Paul Thek, Untitled (Meat Cable), 1968-69. Wax on steel cable with two turnbuckles. 168 x 3 x 2 1/2 in. Photography by Veli-Matti Hoikka. Courtesy of Hannah Hoffman, Los Angeles. © The Estate of George Paul Thek.

Back to the nitty-gritty of the art world. In the face of a market deprived of the theater of live events, auction houses have had to react with an unprecedented degree of flexibility, redefining the basic business model to ensure their very survival. This was accomplished with a flood of online sales — I am staging my own single-owner auction, the second in an ongoing series titled “The Hoarder” at Sotheby’s, just before Christmas — that I hope won’t drown the urge to consume.

Among the most shocking phenomenon of the most tumultuous year I can remember is the fact that after bingeing all the content Netflix has on offer while quarantining, a voracious mainstream audience for live-streamed online auctions has developed — to the tune of more than a million viewers for Sotheby’s October evening sale, by far a record in itself. In addition, auction houses have opened retail outlets selling art, cars, and jewelry from the Hamptons to Palm Beach. If the meta-rich aren’t moving, you’d better move to them, and with alacrity.

How does all this affect the rest of the population (like us), the majority of people not honing their tans in times of turbulence and pruning their stock portfolios? Actually, artworks for sale at the lower rungs of the price spectrum are doing better than one would have thought. A new study by art economist guru Clare McAndrew, titled “The New York Art Market Report” (as mentioned in the November 19 edition of the Financial Times), stated that of the three thousand collectors for high-end art worldwide (That’s it? Yikes!), more than half live in New York — and by extension the Hamptons and Palm Beach — and 84% buy artworks for less than $50,000 each and 37% below $10,000. That bodes well for small-to-mid-level galleries and the artists that populate their rosters.

Paul Thek, Untitled (Meat Cable), 1968-69. Wax on steel cable with two turnbuckles. 168 x 3 x 2 1/2 in. Photography by Veli-Matti Hoikka. Courtesy of Hannah Hoffman, Los Angeles. © The Estate of George Paul Thek.

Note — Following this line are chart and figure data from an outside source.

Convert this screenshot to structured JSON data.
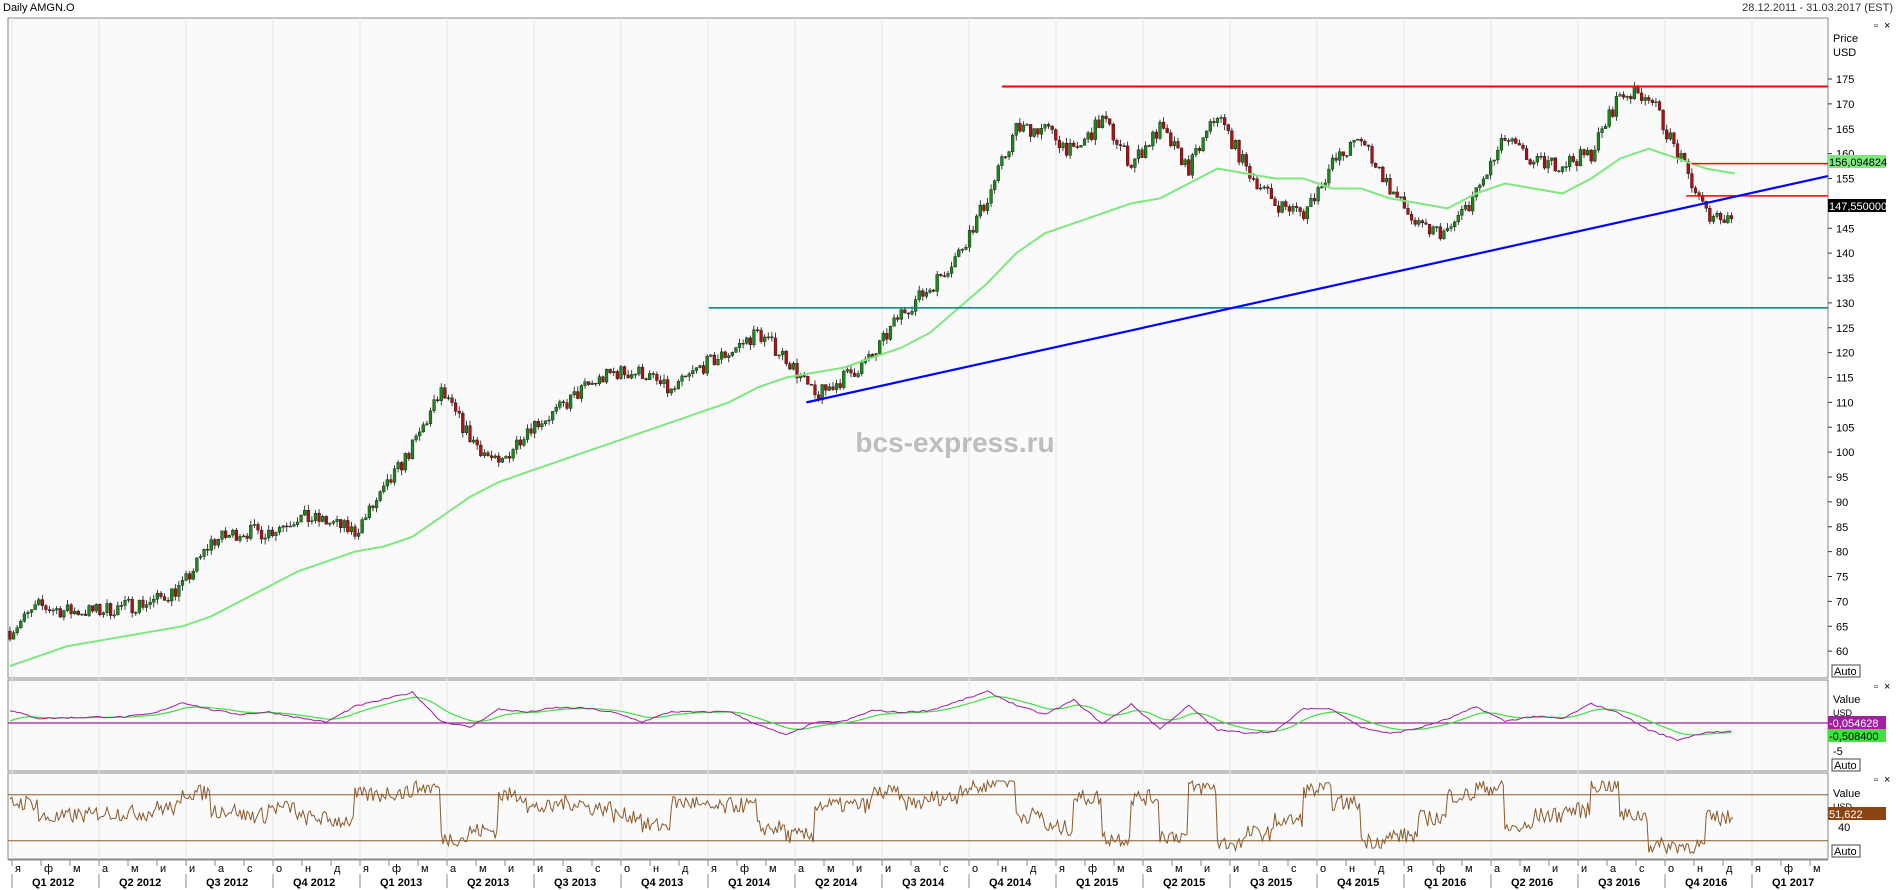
{
  "header": {
    "title": "Daily AMGN.O",
    "date_range": "28.12.2011 - 31.03.2017 (EST)"
  },
  "watermark": "bcs-express.ru",
  "price_panel": {
    "axis_title_1": "Price",
    "axis_title_2": "USD",
    "auto_label": "Auto",
    "ticks": [
      60,
      65,
      70,
      75,
      80,
      85,
      90,
      95,
      100,
      105,
      110,
      115,
      120,
      125,
      130,
      135,
      140,
      145,
      150,
      155,
      160,
      165,
      170,
      175
    ],
    "ma_value_label": "156,094824",
    "last_price_label": "147,550000",
    "colors": {
      "candle_up": "#1a8a1a",
      "candle_down": "#b01010",
      "ma": "#7ee87e",
      "resistance": "#ff0000",
      "support": "#008080",
      "trend": "#0000ff"
    }
  },
  "macd_panel": {
    "axis_title": "Value",
    "auto_label": "Auto",
    "tick_partial": "USD",
    "tick_minus5": "-5",
    "macd_label": "-0,054628",
    "signal_label": "-0,508400",
    "colors": {
      "macd": "#a020a0",
      "signal": "#40e040",
      "zero": "#a020a0"
    }
  },
  "rsi_panel": {
    "axis_title": "Value",
    "auto_label": "Auto",
    "tick_partial": "USD",
    "tick_40": "40",
    "rsi_label": "51,622",
    "colors": {
      "rsi": "#8b5a2b",
      "bands": "#8b5a2b"
    }
  },
  "x_axis": {
    "months": [
      "я",
      "ф",
      "м",
      "а",
      "м",
      "и",
      "и",
      "а",
      "с",
      "о",
      "н",
      "д",
      "я",
      "ф",
      "м",
      "а",
      "м",
      "и",
      "и",
      "а",
      "с",
      "о",
      "н",
      "д",
      "я",
      "ф",
      "м",
      "а",
      "м",
      "и",
      "и",
      "а",
      "с",
      "о",
      "н",
      "д",
      "я",
      "ф",
      "м",
      "а",
      "м",
      "и",
      "и",
      "а",
      "с",
      "о",
      "н",
      "д",
      "я",
      "ф",
      "м",
      "а",
      "м",
      "и",
      "и",
      "а",
      "с",
      "о",
      "н",
      "д",
      "я",
      "ф",
      "м"
    ],
    "quarters": [
      "Q1 2012",
      "Q2 2012",
      "Q3 2012",
      "Q4 2012",
      "Q1 2013",
      "Q2 2013",
      "Q3 2013",
      "Q4 2013",
      "Q1 2014",
      "Q2 2014",
      "Q3 2014",
      "Q4 2014",
      "Q1 2015",
      "Q2 2015",
      "Q3 2015",
      "Q4 2015",
      "Q1 2016",
      "Q2 2016",
      "Q3 2016",
      "Q4 2016",
      "Q1 2017"
    ]
  },
  "chart_data": {
    "type": "line",
    "title": "Daily AMGN.O",
    "ylabel": "Price USD",
    "ylim": [
      56,
      180
    ],
    "x": [
      "2012-01",
      "2012-02",
      "2012-03",
      "2012-04",
      "2012-05",
      "2012-06",
      "2012-07",
      "2012-08",
      "2012-09",
      "2012-10",
      "2012-11",
      "2012-12",
      "2013-01",
      "2013-02",
      "2013-03",
      "2013-04",
      "2013-05",
      "2013-06",
      "2013-07",
      "2013-08",
      "2013-09",
      "2013-10",
      "2013-11",
      "2013-12",
      "2014-01",
      "2014-02",
      "2014-03",
      "2014-04",
      "2014-05",
      "2014-06",
      "2014-07",
      "2014-08",
      "2014-09",
      "2014-10",
      "2014-11",
      "2014-12",
      "2015-01",
      "2015-02",
      "2015-03",
      "2015-04",
      "2015-05",
      "2015-06",
      "2015-07",
      "2015-08",
      "2015-09",
      "2015-10",
      "2015-11",
      "2015-12",
      "2016-01",
      "2016-02",
      "2016-03",
      "2016-04",
      "2016-05",
      "2016-06",
      "2016-07",
      "2016-08",
      "2016-09",
      "2016-10",
      "2016-11",
      "2016-12",
      "2017-01"
    ],
    "series": [
      {
        "values": [
          64,
          69,
          68,
          68,
          69,
          70,
          73,
          82,
          84,
          84,
          87,
          86,
          84,
          92,
          101,
          112,
          103,
          97,
          105,
          108,
          113,
          116,
          116,
          112,
          117,
          120,
          124,
          119,
          111,
          115,
          119,
          128,
          133,
          140,
          151,
          165,
          165,
          160,
          167,
          158,
          165,
          157,
          168,
          157,
          150,
          148,
          158,
          163,
          153,
          145,
          144,
          152,
          163,
          158,
          158,
          160,
          172,
          172,
          160,
          148,
          147
        ]
      },
      {
        "values": [
          57,
          59,
          61,
          62,
          63,
          64,
          65,
          67,
          70,
          73,
          76,
          78,
          80,
          81,
          83,
          87,
          91,
          94,
          96,
          98,
          100,
          102,
          104,
          106,
          108,
          110,
          113,
          115,
          116,
          117,
          119,
          121,
          124,
          129,
          134,
          140,
          144,
          146,
          148,
          150,
          151,
          154,
          157,
          156,
          155,
          155,
          153,
          153,
          151,
          150,
          149,
          152,
          154,
          153,
          152,
          155,
          159,
          161,
          159,
          157,
          156
        ]
      }
    ]
  }
}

As an avid observer of all things art, I admit I haven’t been to any online viewing rooms (OVR) or digital iterations of art fairs. I don’t like the cumbersome sign-in procedures, and after initially listing all the prices of works on offer, this unusual (for the art world) tendency for transparency has come to pass — from what I’ve heard, anyway. I figure anything good will filter down to Instagram, that democratic, anarchistic wrecking ball, which has democratized access to art for a wide array of participants, exposing more people to art than any other platform on the planet.

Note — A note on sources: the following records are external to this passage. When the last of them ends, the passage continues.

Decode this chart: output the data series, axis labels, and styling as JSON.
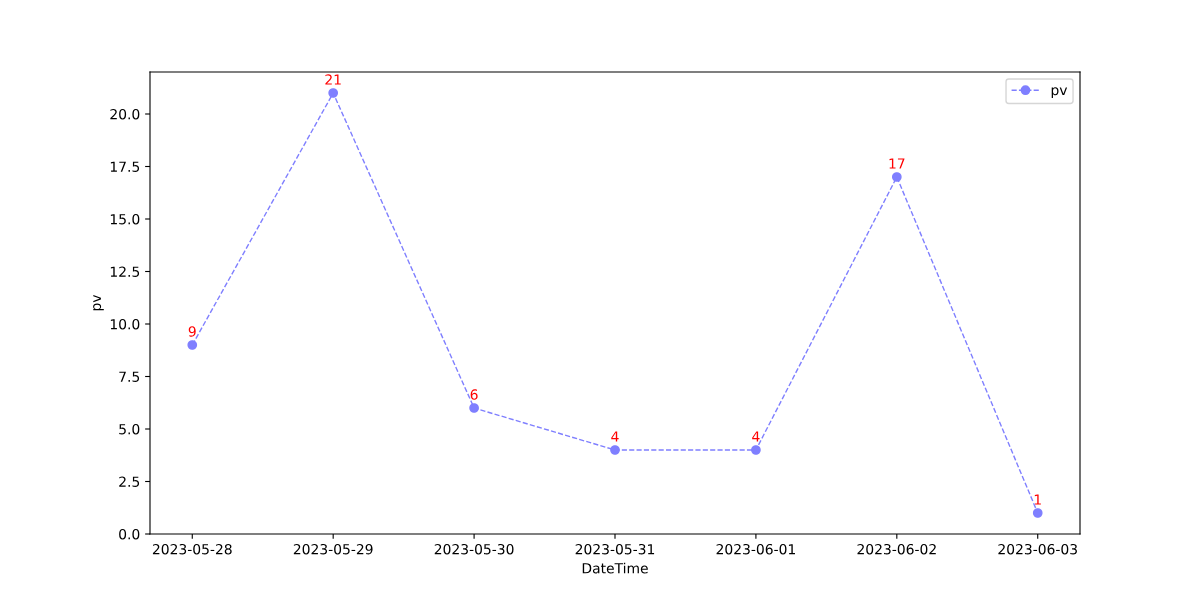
{
  "chart_data": {
    "type": "line",
    "xlabel": "DateTime",
    "ylabel": "pv",
    "categories": [
      "2023-05-28",
      "2023-05-29",
      "2023-05-30",
      "2023-05-31",
      "2023-06-01",
      "2023-06-02",
      "2023-06-03"
    ],
    "series": [
      {
        "name": "pv",
        "color": "#7f7fff",
        "values": [
          9,
          21,
          6,
          4,
          4,
          17,
          1
        ]
      }
    ],
    "ylim": [
      0,
      22
    ],
    "yticks": [
      {
        "value": 0,
        "label": "0.0"
      },
      {
        "value": 2.5,
        "label": "2.5"
      },
      {
        "value": 5,
        "label": "5.0"
      },
      {
        "value": 7.5,
        "label": "7.5"
      },
      {
        "value": 10,
        "label": "10.0"
      },
      {
        "value": 12.5,
        "label": "12.5"
      },
      {
        "value": 15,
        "label": "15.0"
      },
      {
        "value": 17.5,
        "label": "17.5"
      },
      {
        "value": 20,
        "label": "20.0"
      }
    ],
    "data_labels": true,
    "legend": "top right",
    "grid": false,
    "marker": "circle",
    "line_style": "dashed"
  }
}
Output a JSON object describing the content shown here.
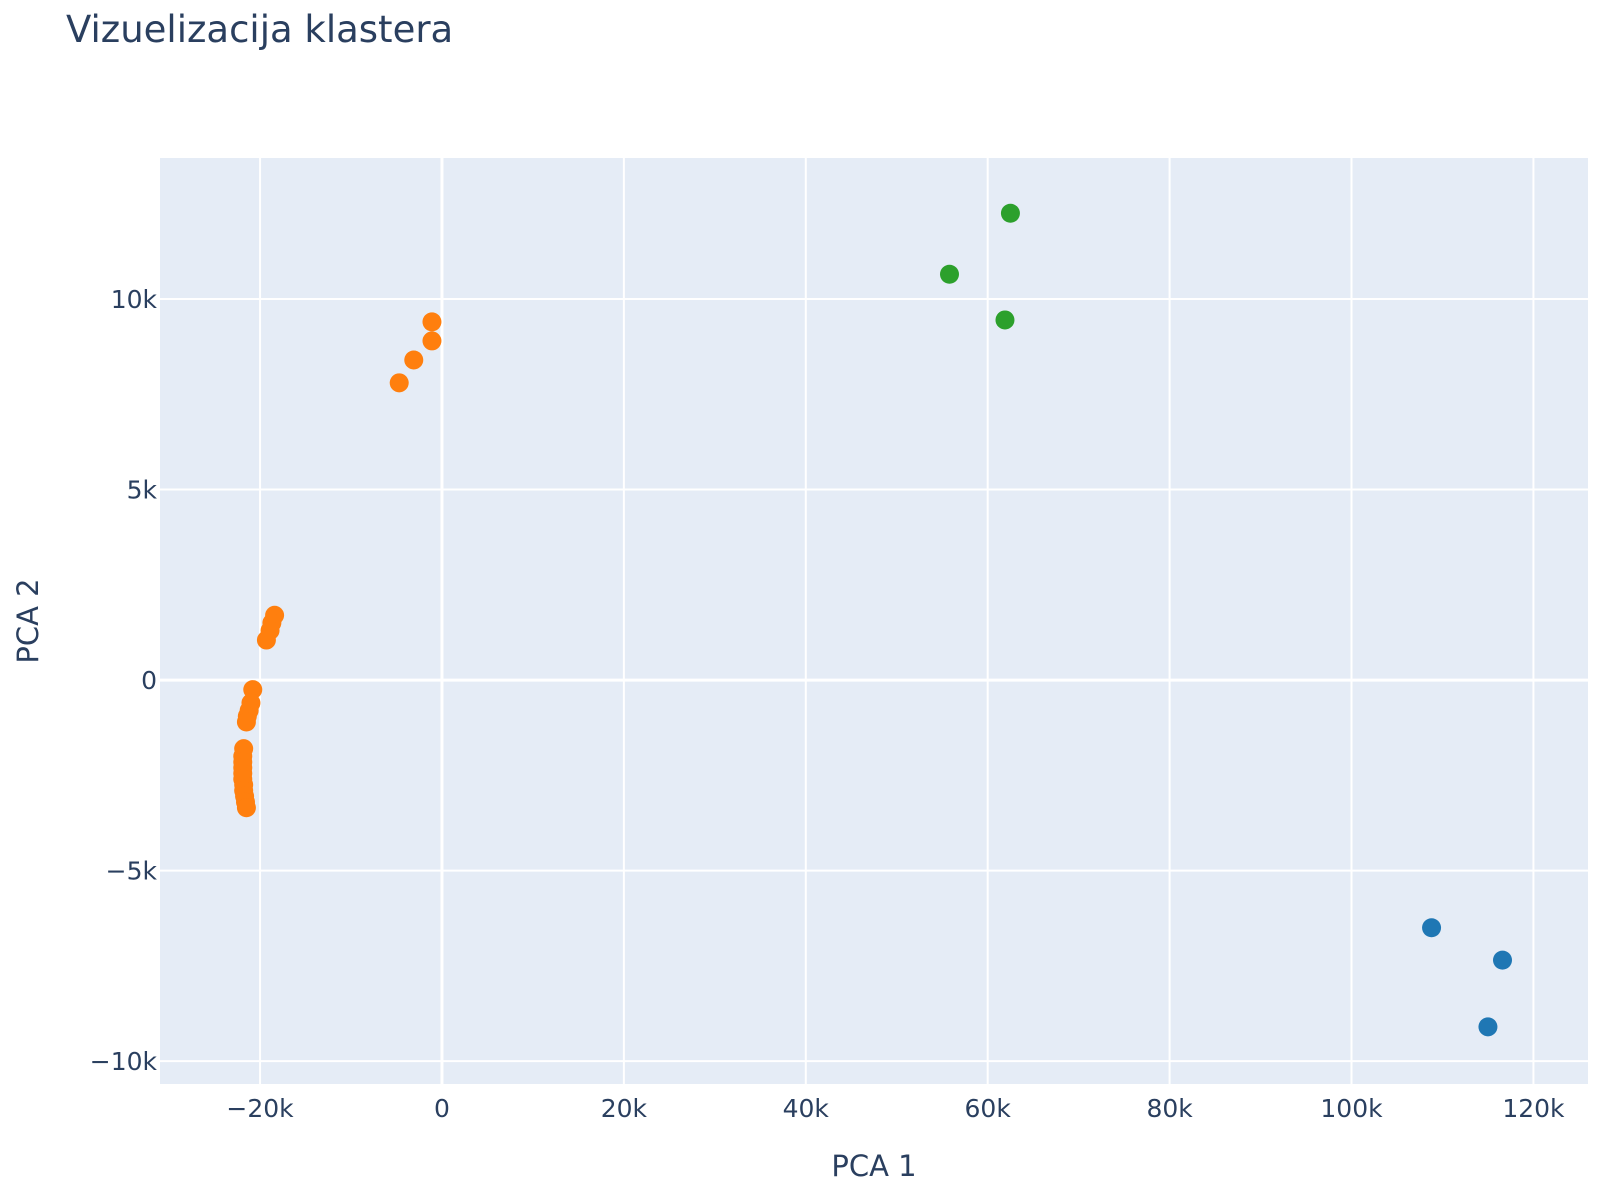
{
  "chart_data": {
    "type": "scatter",
    "title": "Vizuelizacija klastera",
    "xlabel": "PCA 1",
    "ylabel": "PCA 2",
    "xlim": [
      -31000,
      126000
    ],
    "ylim": [
      -10600,
      13700
    ],
    "x_ticks": [
      {
        "value": -20000,
        "label": "−20k"
      },
      {
        "value": 0,
        "label": "0"
      },
      {
        "value": 20000,
        "label": "20k"
      },
      {
        "value": 40000,
        "label": "40k"
      },
      {
        "value": 60000,
        "label": "60k"
      },
      {
        "value": 80000,
        "label": "80k"
      },
      {
        "value": 100000,
        "label": "100k"
      },
      {
        "value": 120000,
        "label": "120k"
      }
    ],
    "y_ticks": [
      {
        "value": -10000,
        "label": "−10k"
      },
      {
        "value": -5000,
        "label": "−5k"
      },
      {
        "value": 0,
        "label": "0"
      },
      {
        "value": 5000,
        "label": "5k"
      },
      {
        "value": 10000,
        "label": "10k"
      }
    ],
    "grid": true,
    "legend": "none",
    "series": [
      {
        "color": "#1f77b4",
        "points": [
          [
            108800,
            -6500
          ],
          [
            116600,
            -7350
          ],
          [
            115000,
            -9100
          ]
        ]
      },
      {
        "color": "#ff7f0e",
        "points": [
          [
            -1100,
            9400
          ],
          [
            -1100,
            8900
          ],
          [
            -3100,
            8400
          ],
          [
            -4700,
            7800
          ],
          [
            -18400,
            1700
          ],
          [
            -18700,
            1500
          ],
          [
            -18900,
            1300
          ],
          [
            -19300,
            1050
          ],
          [
            -20800,
            -250
          ],
          [
            -21000,
            -600
          ],
          [
            -21200,
            -800
          ],
          [
            -21400,
            -950
          ],
          [
            -21500,
            -1100
          ],
          [
            -21800,
            -1800
          ],
          [
            -21900,
            -2000
          ],
          [
            -21900,
            -2150
          ],
          [
            -21900,
            -2300
          ],
          [
            -21900,
            -2450
          ],
          [
            -21900,
            -2600
          ],
          [
            -21800,
            -2750
          ],
          [
            -21800,
            -2900
          ],
          [
            -21700,
            -3050
          ],
          [
            -21600,
            -3200
          ],
          [
            -21500,
            -3350
          ]
        ]
      },
      {
        "color": "#2ca02c",
        "points": [
          [
            62500,
            12250
          ],
          [
            55800,
            10650
          ],
          [
            61900,
            9450
          ]
        ]
      }
    ],
    "colors": {
      "plot_bg": "#e5ecf6",
      "grid": "#ffffff",
      "text": "#2a3f5f"
    }
  }
}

I even started my own version, called OOPS (One Outstanding Person Show) on Insta and www.KennySchachter.art to expose and disseminate artists young and old in need of a foothold into the marketplace. It’s gone remarkably well, creating opportunities far beyond the scope of offering a handful of artworks online, including subsequent gallery representation; and for the first time in my career, a collector purchased two works and turned down the de rigueur discount! I’m still reeling from that experience.

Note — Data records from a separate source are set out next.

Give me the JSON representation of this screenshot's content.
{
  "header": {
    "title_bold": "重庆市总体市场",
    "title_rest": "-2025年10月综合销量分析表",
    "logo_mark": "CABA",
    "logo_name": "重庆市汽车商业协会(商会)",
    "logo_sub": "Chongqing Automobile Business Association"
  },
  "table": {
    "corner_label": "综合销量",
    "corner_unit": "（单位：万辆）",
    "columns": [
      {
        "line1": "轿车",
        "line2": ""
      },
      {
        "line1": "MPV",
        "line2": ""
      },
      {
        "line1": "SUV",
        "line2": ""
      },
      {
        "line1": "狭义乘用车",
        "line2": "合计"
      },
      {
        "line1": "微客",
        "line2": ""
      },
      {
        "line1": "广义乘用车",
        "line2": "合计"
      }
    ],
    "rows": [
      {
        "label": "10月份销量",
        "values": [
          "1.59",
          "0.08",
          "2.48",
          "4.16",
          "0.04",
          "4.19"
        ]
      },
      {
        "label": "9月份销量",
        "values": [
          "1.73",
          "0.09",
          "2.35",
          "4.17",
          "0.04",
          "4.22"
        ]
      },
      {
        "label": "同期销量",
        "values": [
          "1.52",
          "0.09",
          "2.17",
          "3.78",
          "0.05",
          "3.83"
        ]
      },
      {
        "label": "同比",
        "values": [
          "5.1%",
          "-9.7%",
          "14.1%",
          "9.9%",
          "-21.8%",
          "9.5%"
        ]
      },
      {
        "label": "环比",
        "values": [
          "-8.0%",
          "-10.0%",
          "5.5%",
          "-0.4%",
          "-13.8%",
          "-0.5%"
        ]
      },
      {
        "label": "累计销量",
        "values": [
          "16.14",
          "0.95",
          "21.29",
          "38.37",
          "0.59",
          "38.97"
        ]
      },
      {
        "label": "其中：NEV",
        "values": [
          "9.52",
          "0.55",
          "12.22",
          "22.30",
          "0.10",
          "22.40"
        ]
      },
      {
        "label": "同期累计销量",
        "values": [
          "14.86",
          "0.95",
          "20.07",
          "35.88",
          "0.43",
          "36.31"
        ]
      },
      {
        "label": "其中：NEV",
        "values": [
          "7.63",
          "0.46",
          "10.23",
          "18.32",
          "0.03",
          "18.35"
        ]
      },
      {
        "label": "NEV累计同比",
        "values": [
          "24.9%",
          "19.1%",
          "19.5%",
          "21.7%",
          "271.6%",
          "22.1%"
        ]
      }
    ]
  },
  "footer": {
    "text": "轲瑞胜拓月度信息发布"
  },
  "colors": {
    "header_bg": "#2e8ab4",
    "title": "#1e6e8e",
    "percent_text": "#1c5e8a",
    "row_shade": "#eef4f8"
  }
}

In conclusion, none of the above will change whatsoever until we are all safely and effectively COVID vaccinated. Basel-schmasel — it’s a pipedream to think the Hong Kong or even Swiss iterations will occur in 2021; or Frieze, Armory, or any of the ancillaries before that point in time when the pandemic is reduced to a bad dream that actually was. Hopefully, I’ll have my full sense of taste and smell back by then — at which time I’ll even miss the smell of shit — without which going to fairs to view the good, the bad, the ugly, and the over-speculated, which only serve to make the soup more tasty, would be a bore.